The Cabinet also endorsed the second supplementary grant agreement between the Ministry of Planning and International Cooperation, the Water Authority, and the German Development Bank (KfW), valued at 22 million euros.

The grant will contribute to funding the National Water Carrier project under the eighth phase of the Water Resources Management Program. The Ministry of Water and Irrigation is completing final financial closures and approvals, with project implementation expected to begin in the second half of 2026, according to the statement.

The Cabinet also authorised the International Investment Guarantee Agency to issue guarantees covering $27 million in investments in renewable energy projects. The programme spans multiple countries in Africa, Central Asia, and the Middle East, including the solar power plant in Ma’an and the wind power plant in Tafila, covering various risks for up to 15 years.

The Council of Ministers also approved exemptions for the school transport project from all fees and taxes, including general and specific sales taxes, customs duties, import stamp fees, and other charges, in accordance with regulations set by the Customs Department and the Income and Sales Tax Department.

The Cabinet has recently approved the first phase of the school transport project in partnership with the private sector, marking its first implementation in the Kingdom.

The project would provide free, integrated school transport for public school students, with no cost to families.

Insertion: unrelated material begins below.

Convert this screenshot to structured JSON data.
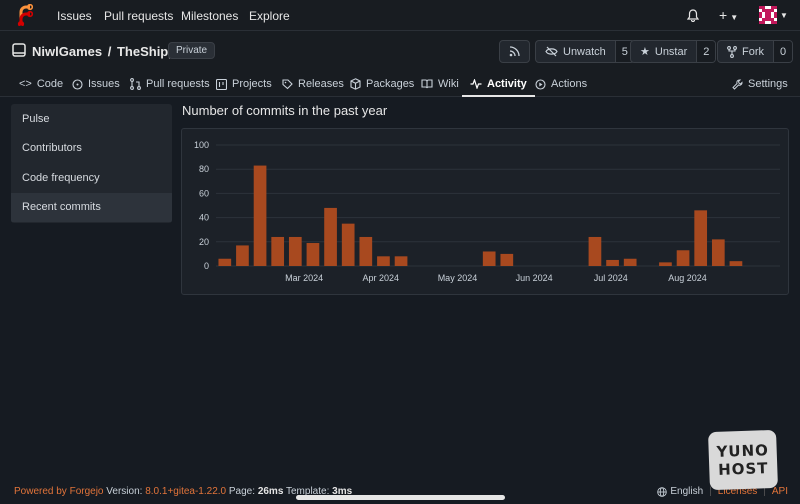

The first phase will cover 60 schools in the southern Badia regions of Karak, Tafila, Ma’an, and Aqaba, with gradual expansion planned to include all governorates, especially the central and northern Badia areas.

To support economic activity in Aqaba, the Cabinet approved a decision by the Board of Commissioners of the Aqaba Special Economic Zone Authority (ASEZA) granting incentives on rent fees for tenants in the old free zone. The measures include a 100 per cent exemption from rent for contracts signed before January 1, 2010; a 75 per cent exemption for contracts signed after January 1, 2010; and a 100 per cent exemption from rent and repair costs for damaged warehouses. These incentives apply to tenants who vacate and return leased property from the date of the Cabinet decision until December 31, 2026, in accordance with the rules and procedures set by the Authority.